Kittens Named Penny and Ruby by the Elkind Family of Greenwich

 BRIDGEPORT, Conn. – June 29, 2017 – Connecticut’s Beardsley Zoo celebrated their new Canada lynx kittens born in April with a “gender announcement” on Thursday, June 29 and now it’s official: Zoo Director Gregg Dancho announced today that the two kittens are both girls.  Guests joined in the fun of guessing the lynx kittens’ gender by donating at the front gate to receive a blue or pink crown, a “Team Boy” or “Team Girl” button or bracelet; or a pair of “Team Boy” or “Team Girl” sunglasses. A cake cutting and cupcake extravaganza was held in the front of the lynx exhibit, courtesy of Alina’s Cakes and Cookies in Fairfield.

The kittens also have new names: Penny and Ruby. The lynx were named by Spencer and Wesley Elkind of Greenwich, after winning the opportunity to choose what to call the kittens. Spencer, age 12, and Wesley, age 11, said the names have a special meaning, and added, “We chose Penny and Ruby because they’re our favorite cats at our house. We love them so much, and know visitors at the Zoo will love the lynx kittens, too.”

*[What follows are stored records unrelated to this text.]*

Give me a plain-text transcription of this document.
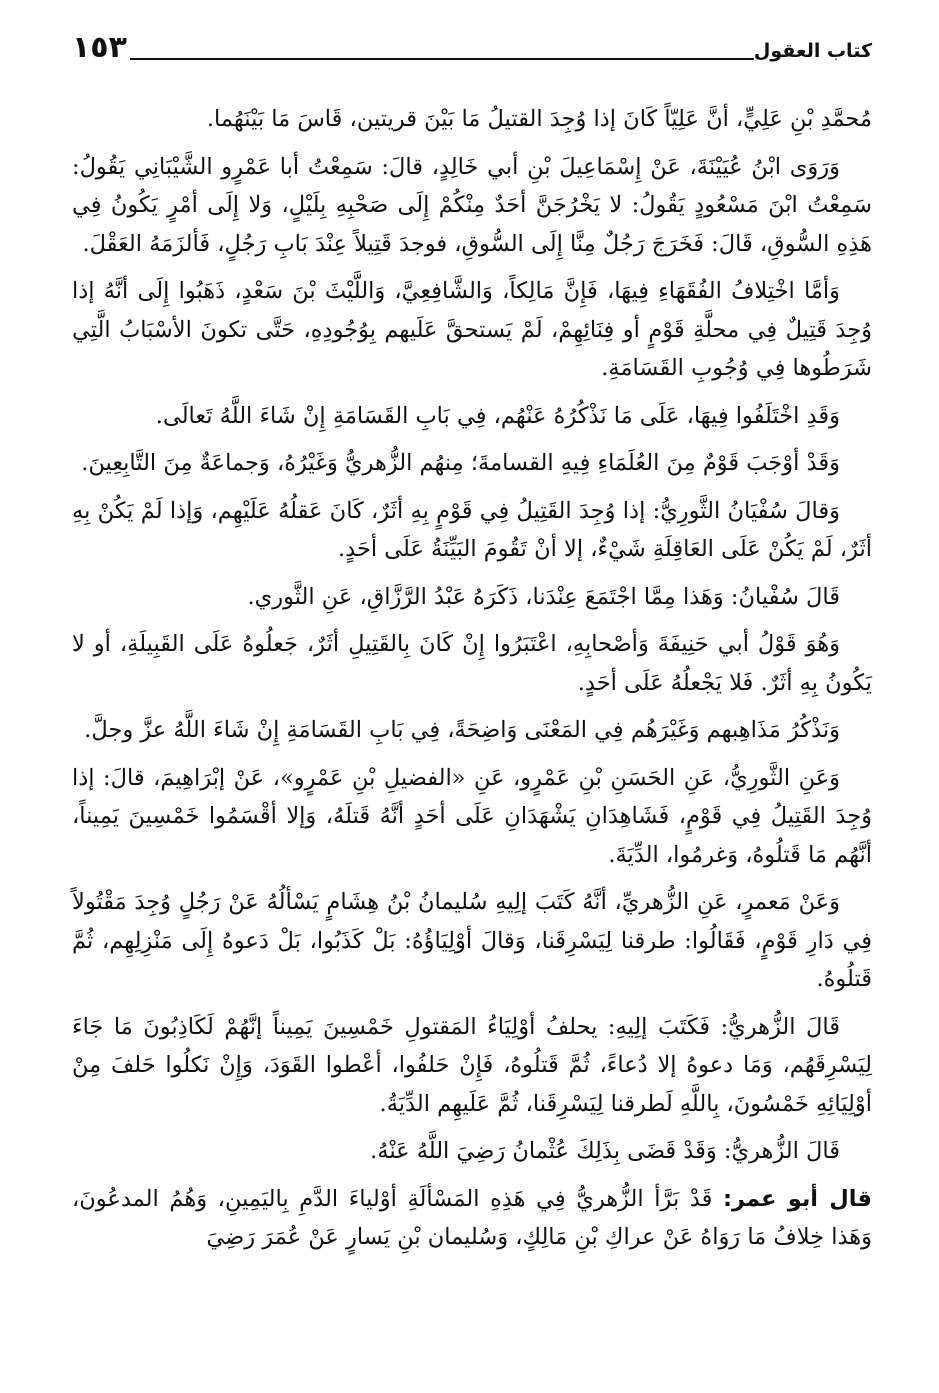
كتاب العقول
١٥٣

مُحمَّدِ بْنِ عَلِيٍّ، أنَّ عَلِيّاً كَانَ إذا وُجِدَ القتيلُ مَا بَيْنَ قريتين، قَاسَ مَا بَيْنَهُما.

وَرَوَى ابْنُ عُيَيْنَةَ، عَنْ إِسْمَاعِيلَ بْنِ أبي خَالِدٍ، قالَ: سَمِعْتُ أبا عَمْرٍو الشَّيْبَانِي يَقُولُ: سَمِعْتُ ابْنَ مَسْعُودٍ يَقُولُ: لا يَخْرُجَنَّ أحَدٌ مِنْكُمْ إِلَى صَحْبِهِ بِلَيْلٍ، وَلا إِلَى أمْرٍ يَكُونُ فِي هَذِهِ السُّوقِ، قَالَ: فَخَرَجَ رَجُلٌ مِنَّا إِلَى السُّوقِ، فوجدَ قَتِيلاً عِنْدَ بَابِ رَجُلٍ، فَألزَمَهُ العَقْلَ.

وَأمَّا اخْتِلافُ الفُقَهَاءِ فِيهَا، فَإِنَّ مَالِكاً، وَالشَّافِعِيَّ، وَاللَّيْثَ بْنَ سَعْدٍ، ذَهَبُوا إِلَى أنَّهُ إذا وُجِدَ قَتِيلٌ فِي محلَّةِ قَوْمٍ أو فِنَائِهِمْ، لَمْ يَستحقَّ عَلَيهم بِوُجُودِهِ، حَتَّى تكونَ الأسْبَابُ الَّتِي شَرَطُوها فِي وُجُوبِ القَسَامَةِ.

وَقَدِ اخْتَلَفُوا فِيهَا، عَلَى مَا نَذْكُرُهُ عَنْهُم، فِي بَابِ القَسَامَةِ إِنْ شَاءَ اللَّهُ تَعالَى.

وَقَدْ أوْجَبَ قَوْمٌ مِنَ العُلَمَاءِ فِيهِ القسامةَ؛ مِنهُم الزُّهريُّ وَغَيْرُهُ، وَجماعَةٌ مِنَ التَّابِعِينَ.

وَقالَ سُفْيَانُ الثَّورِيُّ: إذا وُجِدَ القَتِيلُ فِي قَوْمٍ بِهِ أثَرٌ، كَانَ عَقلُهُ عَلَيْهِم، وَإذا لَمْ يَكُنْ بِهِ أثَرٌ، لَمْ يَكُنْ عَلَى العَاقِلَةِ شَيْءٌ، إلا أنْ تَقُومَ البَيِّنَةُ عَلَى أحَدٍ.

قَالَ سُفْيانُ: وَهَذا مِمَّا اجْتَمَعَ عِنْدَنا، ذَكَرَهُ عَبْدُ الرَّزَّاقِ، عَنِ الثَّوري.

وَهُوَ قَوْلُ أبي حَنِيفَةَ وَأصْحابِهِ، اعْتَبَرُوا إِنْ كَانَ بِالقَتِيلِ أثَرٌ، جَعلُوهُ عَلَى القَبِيلَةِ، أو لا يَكُونُ بِهِ أثَرٌ. فَلا يَجْعلُهُ عَلَى أحَدٍ.

وَنَذْكُرُ مَذَاهِبهم وَغَيْرَهُم فِي المَعْنَى وَاضِحَةً، فِي بَابِ القَسَامَةِ إِنْ شَاءَ اللَّهُ عزَّ وجلَّ.

وَعَنِ الثَّورِيُّ، عَنِ الحَسَنِ بْنِ عَمْرٍو، عَنِ «الفضيلِ بْنِ عَمْرٍو»، عَنْ إبْرَاهِيمَ، قالَ: إذا وُجِدَ القَتِيلُ فِي قَوْمٍ، فَشَاهِدَانِ يَشْهَدَانِ عَلَى أحَدٍ أنَّهُ قَتلَهُ، وَإلا أقْسَمُوا خَمْسِينَ يَمِيناً، أنَّهُم مَا قَتلُوهُ، وَغرمُوا، الدِّيَةَ.

وَعَنْ مَعمرٍ، عَنِ الزُّهريِّ، أنَّهُ كَتَبَ إلِيهِ سُليمانُ بْنُ هِشَامٍ يَسْألُهُ عَنْ رَجُلٍ وُجِدَ مَقْتُولاً فِي دَارِ قَوْمٍ، فَقَالُوا: طرقنا لِيَسْرِقَنا، وَقالَ أوْلِيَاؤُهُ: بَلْ كَذَبُوا، بَلْ دَعوهُ إِلَى مَنْزِلِهِم، ثُمَّ قَتلُوهُ.

قَالَ الزُّهريُّ: فَكَتَبَ إلِيهِ: يحلفُ أوْلِيَاءُ المَقتولِ خَمْسِينَ يَمِيناً إنَّهُمْ لَكَاذِبُونَ مَا جَاءَ لِيَسْرِقَهُم، وَمَا دعوهُ إلا دُعاءً، ثُمَّ قَتلُوهُ، فَإِنْ حَلفُوا، أعْطوا القَوَدَ، وَإِنْ نَكلُوا حَلفَ مِنْ أوْلِيَائِهِ خَمْسُونَ، بِاللَّهِ لَطرقنا لِيَسْرِقَنا، ثُمَّ عَلَيهِم الدِّيَةُ.

قَالَ الزُّهريُّ: وَقَدْ قَضَى بِذَلِكَ عُثْمانُ رَضِيَ اللَّهُ عَنْهُ.

قال أبو عمر: قَدْ بَرَّأ الزُّهريُّ فِي هَذِهِ المَسْألَةِ أوْلياءَ الدَّمِ بِاليَمِينِ، وَهُمُ المدعُونَ، وَهَذا خِلافُ مَا رَوَاهُ عَنْ عراكِ بْنِ مَالِكٍ، وَسُليمان بْنِ يَسارٍ عَنْ عُمَرَ رَضِيَ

 “There’s always something new happening at Connecticut’s only Zoo,” said Dancho. “The veterinary examination showed that the kittens are both girls, and they’re officially out on exhibit so we invite the community to come and see them.”

Dancho added, “The kittens have been out in the exhibit several times, but their mother makes the final decision about when they appear. Our focus on animal welfare leaves the choice with the lynx mother. She always knows what’s best for her offspring.”

About the Canada Lynx

Lynx are light brown to gray in color, similar in appearance to a Bobcat but larger, with longer legs.

The tip of their tail is black, and they have long black ear tufts, giving them their distinctive appearance. Lynx lead a solitary life except during breeding season and when mothers travel with their young. Females give birth to between one-five young after a 60-74 day gestation period. Called either cubs or kittens, the young are weaned in two-five months. Lynx kittens learn to actively hunt snowshoe hares, red squirrels, and grouse by the time they are eight months old. Adult lynx are exceptional stalkers, silently ambushing prey once in striking distance.